In an April 4, 2025 post for The Wall Street Journal, Craig Brown (Q: A Voyage Around the Queen) revealed his choice for the five best books to tackle the subject of fame. Topping the list was David Kinney’s The Dylanologists, part-confession and part-reporting on Bob Dylan superfans and their antics, “a sharp and often hilarious book about the madness of fame and fandom.”
Coming in at #2 was Donald Sassoon’s Becoming Mona Lisa, which traces the path to superstardom of Leonardo da Vinci’s most famous subject/painting—a study that Brown said “suggests that, contrary to popular and scholarly belief, posterity is a peculiarly fickle thing.”
Number 3 on the list is John Updike’s The Complete Henry Bech: “John Updike’s recurring character Henry Bech is the author of ‘one good book and three others, the good one having come first.’ Bech’s reputation increases as his output declines, and he spends his time giving speeches, accepting awards, signing books and appearing on television. ‘The appetite for serious writing is almost entirely dead, alas, but the appetite for talking, walking authors rages in the land,’ Updike once said, in an ‘interview’ with who else but Bech, his lazy, Jewish alter-ego.

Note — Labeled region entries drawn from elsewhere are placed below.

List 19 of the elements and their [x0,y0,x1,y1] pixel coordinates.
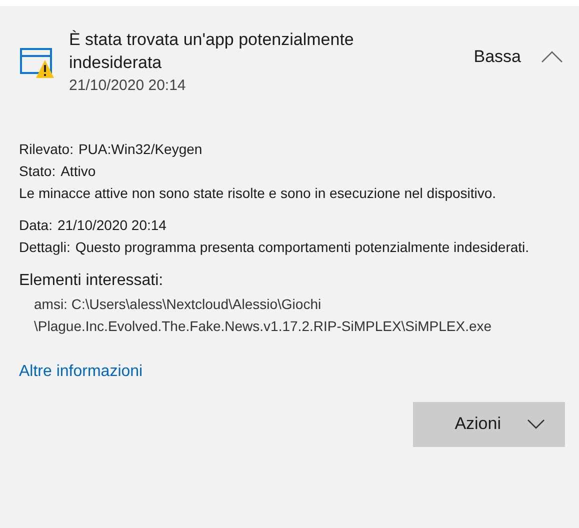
alert-title: È stata trovata un'app potenzialmente indesiderata [69,29,355,74]
field-value: Attivo [60,162,96,180]
more-info-link[interactable]: Altre informazioni [19,360,143,382]
field-label: Stato: [19,162,56,180]
field-label: Data: [19,216,52,234]
field-value: Questo programma presenta comportamenti potenzialmente indesiderati. [75,238,530,257]
window-warning-icon [20,48,54,80]
alert-date: 21/10/2020 20:14 [69,76,187,96]
file-path: amsi: C:\Users\aless\Nextcloud\Alessio\Giochi \Plague.Inc.Evolved.The.Fake.News.v1.17.2.RIP-SiMPLEX\SiMPLEX.exe [33,294,493,336]
caret-icon [527,419,545,429]
status-description: Le minacce attive non sono state risolte e sono in esecuzione nel dispositivo. [19,184,498,203]
field-label: Dettagli: [19,238,70,257]
field-value: 21/10/2020 20:14 [57,216,166,234]
field-label: Rilevato: [19,140,74,158]
severity-label: Bassa [474,46,521,68]
affected-items-heading: Elementi interessati: [19,270,164,290]
collapse-chevron-icon[interactable] [541,50,563,63]
actions-dropdown-button[interactable]: Azioni [413,402,565,446]
field-value: PUA:Win32/Keygen [78,140,202,159]
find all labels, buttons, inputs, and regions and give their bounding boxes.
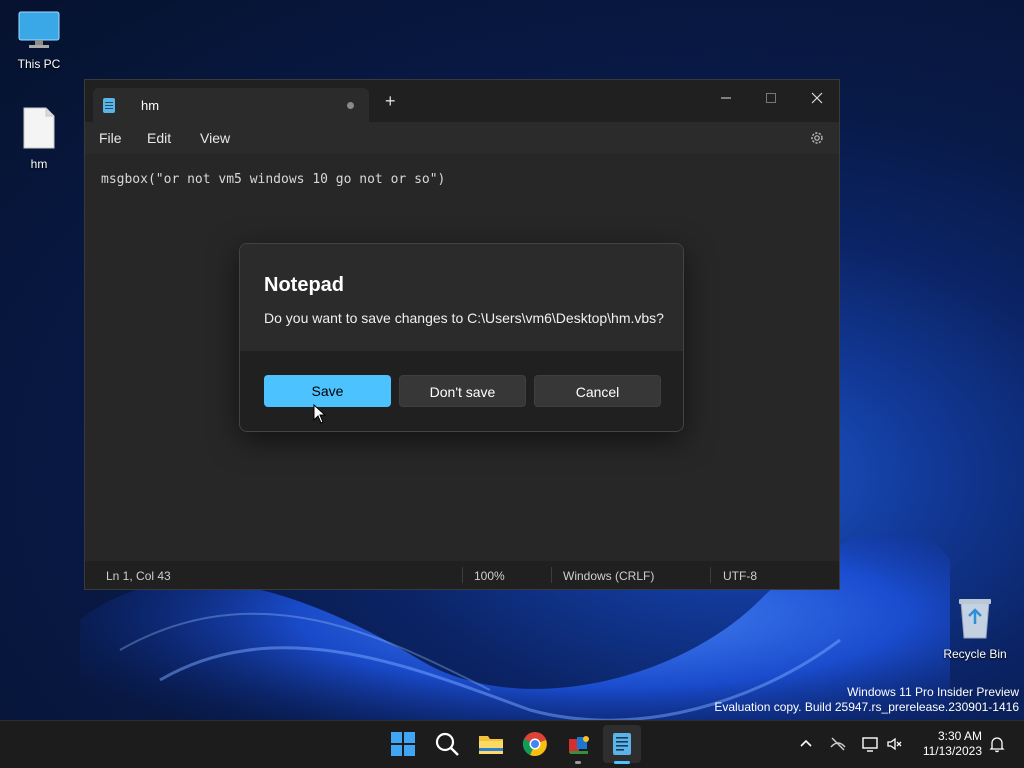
taskbar: 3:30 AM 11/13/2023: [0, 720, 1024, 768]
clock-date: 11/13/2023: [922, 744, 982, 758]
menu-view[interactable]: View: [200, 130, 230, 146]
status-divider: [710, 567, 711, 583]
title-bar[interactable]: hm +: [85, 80, 839, 122]
menu-edit[interactable]: Edit: [147, 130, 171, 146]
minimize-button[interactable]: [711, 86, 741, 112]
notification-bell-icon[interactable]: [988, 735, 1006, 753]
clock-time: 3:30 AM: [937, 729, 982, 743]
desktop-icon-recycle-bin[interactable]: Recycle Bin: [940, 596, 1010, 661]
minimize-icon: [721, 97, 731, 99]
status-encoding: UTF-8: [723, 569, 757, 583]
notepad-icon[interactable]: [609, 731, 635, 757]
status-zoom: 100%: [474, 569, 505, 583]
save-button[interactable]: Save: [264, 375, 391, 407]
close-icon: [811, 92, 823, 104]
editor-content: msgbox("or not vm5 windows 10 go not or …: [101, 172, 446, 187]
notepad-doc-icon: [103, 98, 115, 113]
evaluation-watermark: Windows 11 Pro Insider Preview Evaluatio…: [714, 685, 1019, 715]
file-icon: [23, 107, 55, 149]
status-line-ending: Windows (CRLF): [563, 569, 655, 583]
volume-muted-icon[interactable]: [886, 735, 904, 753]
system-clock[interactable]: 3:30 AM 11/13/2023: [923, 729, 982, 759]
new-tab-button[interactable]: +: [385, 92, 396, 110]
status-position: Ln 1, Col 43: [106, 569, 171, 583]
dialog-content: Notepad Do you want to save changes to C…: [240, 244, 683, 351]
status-divider: [462, 567, 463, 583]
cancel-button[interactable]: Cancel: [534, 375, 661, 407]
computer-icon: [18, 11, 60, 48]
save-changes-dialog: Notepad Do you want to save changes to C…: [239, 243, 684, 432]
desktop-icon-this-pc[interactable]: This PC: [4, 10, 74, 71]
start-icon[interactable]: [390, 731, 416, 757]
unsaved-dot-icon[interactable]: [347, 102, 354, 109]
maximize-icon: [766, 93, 776, 103]
app-running-indicator: [575, 761, 581, 764]
desktop-icon-label: This PC: [17, 57, 61, 71]
tab-hm[interactable]: hm: [93, 88, 369, 122]
close-button[interactable]: [802, 86, 832, 112]
chrome-icon[interactable]: [522, 731, 548, 757]
status-bar: Ln 1, Col 43 100% Windows (CRLF) UTF-8: [85, 561, 839, 589]
search-icon[interactable]: [434, 731, 460, 757]
app-icon[interactable]: [566, 731, 592, 757]
network-offline-icon[interactable]: [829, 735, 847, 753]
menu-file[interactable]: File: [99, 130, 122, 146]
desktop-icon-hm[interactable]: hm: [4, 106, 74, 171]
notepad-active-indicator: [614, 761, 630, 764]
chevron-up-icon[interactable]: [797, 735, 815, 753]
recycle-bin-icon: [959, 599, 991, 639]
watermark-line-2: Evaluation copy. Build 25947.rs_prerelea…: [714, 700, 1019, 714]
file-explorer-icon[interactable]: [478, 731, 504, 757]
desktop-icon-label: hm: [30, 157, 48, 171]
dialog-message: Do you want to save changes to C:\Users\…: [264, 310, 664, 326]
desktop-icon-label: Recycle Bin: [943, 647, 1007, 661]
display-icon[interactable]: [861, 735, 879, 753]
mouse-cursor-icon: [313, 404, 327, 424]
menu-bar: File Edit View: [85, 122, 839, 154]
watermark-line-1: Windows 11 Pro Insider Preview: [847, 685, 1019, 699]
dont-save-button[interactable]: Don't save: [399, 375, 526, 407]
gear-icon[interactable]: [809, 130, 825, 146]
dialog-button-row: Save Don't save Cancel: [240, 351, 683, 431]
dialog-title: Notepad: [264, 274, 344, 296]
status-divider: [551, 567, 552, 583]
tab-title: hm: [141, 98, 160, 113]
maximize-button[interactable]: [756, 86, 786, 112]
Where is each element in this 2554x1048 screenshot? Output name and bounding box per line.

Collected here in The Complete Henry Bech, Updike’s satirical vignettes on the absurd distractions offered by literary fame grow more accurate with each passing year.”
Rounding out the list were Alethea Hayter’s A Sultry Month, a work of historical fiction from the Charles Dickens and P.T. Barnum era, and Pat Hackett’s The Andy Warhol Diaries, an edited collection of 1000+ entries that makes it “shamefully hard to stop” reading.